俺が承知すると舞は俺に抱きついて礼を言った。

もう遅いから送ろうか、と俺が言いながら外に出ると、数匹の犬猫が待っている。


「みんな、A君の飼っている子達なんです」


そういうと舞は犬猫を引き連れて、何度も頭を下げながら帰っていった。

 翌朝俺はA君の家に行き、彼を叩き起こして稽古を始めた。

それから毎朝と仕事後に二時間ほどの稽古を行なうようになり、

その内他の弟子達も稽古に参加するようになった。


始めは半泣きだったA君も、だんだんと面白くなってきたらしく

進んで稽古するようになり、体も引き締まり、逞しくなって来た。

そして、K親方の退院の目処がようやくつき、

俺が助っ人に来てから三ヶ月程が過ぎた頃。

A君が例の不良グループを追い払ったと言う話を弟子達から聞いた。

そして、翌日全身傷だらけにしたA君が俺にバッと頭を下げ


「ありがとうございました!」


と礼を言った。


そして、K親方退院の日。

 俺の親方もお祝いにやってきた。

K親方は俺の手を握り、


「お前さんのお陰で、本当に助かった。
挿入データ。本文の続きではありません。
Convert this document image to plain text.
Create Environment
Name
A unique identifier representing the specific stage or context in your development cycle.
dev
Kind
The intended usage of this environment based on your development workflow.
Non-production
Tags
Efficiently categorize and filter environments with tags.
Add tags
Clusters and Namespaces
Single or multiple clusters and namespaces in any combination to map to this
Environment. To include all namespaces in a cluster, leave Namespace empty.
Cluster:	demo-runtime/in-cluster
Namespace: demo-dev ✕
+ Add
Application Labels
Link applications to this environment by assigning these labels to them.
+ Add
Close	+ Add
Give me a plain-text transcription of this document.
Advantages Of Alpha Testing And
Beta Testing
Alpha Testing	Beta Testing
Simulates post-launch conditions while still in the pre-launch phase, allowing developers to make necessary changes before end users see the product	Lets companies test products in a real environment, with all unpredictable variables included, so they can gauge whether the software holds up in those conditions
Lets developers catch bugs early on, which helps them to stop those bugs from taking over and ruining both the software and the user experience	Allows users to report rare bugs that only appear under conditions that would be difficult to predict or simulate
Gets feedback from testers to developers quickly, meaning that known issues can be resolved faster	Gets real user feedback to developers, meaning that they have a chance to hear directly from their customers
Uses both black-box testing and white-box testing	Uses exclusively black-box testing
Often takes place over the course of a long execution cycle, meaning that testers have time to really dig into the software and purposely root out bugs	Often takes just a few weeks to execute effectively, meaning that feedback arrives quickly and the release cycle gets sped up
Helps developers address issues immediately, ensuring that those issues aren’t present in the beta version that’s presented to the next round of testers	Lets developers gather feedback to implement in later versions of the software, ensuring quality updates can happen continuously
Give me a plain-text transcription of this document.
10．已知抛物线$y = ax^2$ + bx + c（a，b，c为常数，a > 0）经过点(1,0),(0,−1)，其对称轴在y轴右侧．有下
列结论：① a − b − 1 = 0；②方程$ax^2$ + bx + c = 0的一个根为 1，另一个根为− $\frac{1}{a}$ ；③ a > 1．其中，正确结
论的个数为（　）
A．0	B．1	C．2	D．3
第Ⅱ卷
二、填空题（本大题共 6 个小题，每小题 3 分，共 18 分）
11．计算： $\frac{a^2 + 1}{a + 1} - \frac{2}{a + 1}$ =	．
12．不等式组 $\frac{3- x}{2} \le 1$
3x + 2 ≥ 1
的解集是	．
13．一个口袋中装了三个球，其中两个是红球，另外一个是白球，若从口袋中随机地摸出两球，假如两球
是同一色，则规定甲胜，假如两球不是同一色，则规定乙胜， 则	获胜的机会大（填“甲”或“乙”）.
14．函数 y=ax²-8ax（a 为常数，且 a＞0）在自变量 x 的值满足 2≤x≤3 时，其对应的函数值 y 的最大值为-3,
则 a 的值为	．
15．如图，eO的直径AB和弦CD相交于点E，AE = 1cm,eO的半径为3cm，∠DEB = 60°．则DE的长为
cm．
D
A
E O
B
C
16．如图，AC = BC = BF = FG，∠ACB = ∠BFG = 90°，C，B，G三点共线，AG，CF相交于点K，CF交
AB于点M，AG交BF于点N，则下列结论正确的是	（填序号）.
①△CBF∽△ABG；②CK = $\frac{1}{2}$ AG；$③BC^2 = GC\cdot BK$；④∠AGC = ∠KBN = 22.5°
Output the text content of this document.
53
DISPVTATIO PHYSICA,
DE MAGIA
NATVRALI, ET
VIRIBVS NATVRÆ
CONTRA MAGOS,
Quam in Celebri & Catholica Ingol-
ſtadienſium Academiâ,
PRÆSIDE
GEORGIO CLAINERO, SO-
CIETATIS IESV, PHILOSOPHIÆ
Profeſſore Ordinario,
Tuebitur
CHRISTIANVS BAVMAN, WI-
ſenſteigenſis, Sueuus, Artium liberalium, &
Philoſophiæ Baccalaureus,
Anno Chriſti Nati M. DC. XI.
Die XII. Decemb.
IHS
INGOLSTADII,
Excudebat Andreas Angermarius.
ありがとう」


と深々と頭を下げてくれた。

そして俺の親方に向かって礼を述べ、

二人の親方は涙ながらにガッチリと手を握り合った。

 三日後、引継ぎを終え盛大な送別会をしてもらった俺は親方と一緒に帰途についた。


 少し走ると、道端で女性が手を振っている。

 車を止め、窓を開けるとそこには舞が立っていた。


「○○さん、本当にありがとうございました。」


 舞は涙ぐみながら礼を言った。


「また、遊びに来てくださいね!」


 「ああ、また来るよ。元気でな」


 俺は舞のキスを頬に受け、ちょっと照れながら車を出した。

ふとバックミラーに写る舞を見ると、そこには舞の姿は無く

一匹の白猫がしゃんと背を伸ばして座っている。

そして、その背後に犬と猫が数匹控えていた。

ああ、やはりあいつだったか、と思いクスリと微笑う俺に

親方が質問のマシンガンを浴びせてきた。


「まあ、ゆっくり話しますよ。」


 親方に答えながら、俺はこの土地での充実した三ヶ月間を脳裏に想い返していた。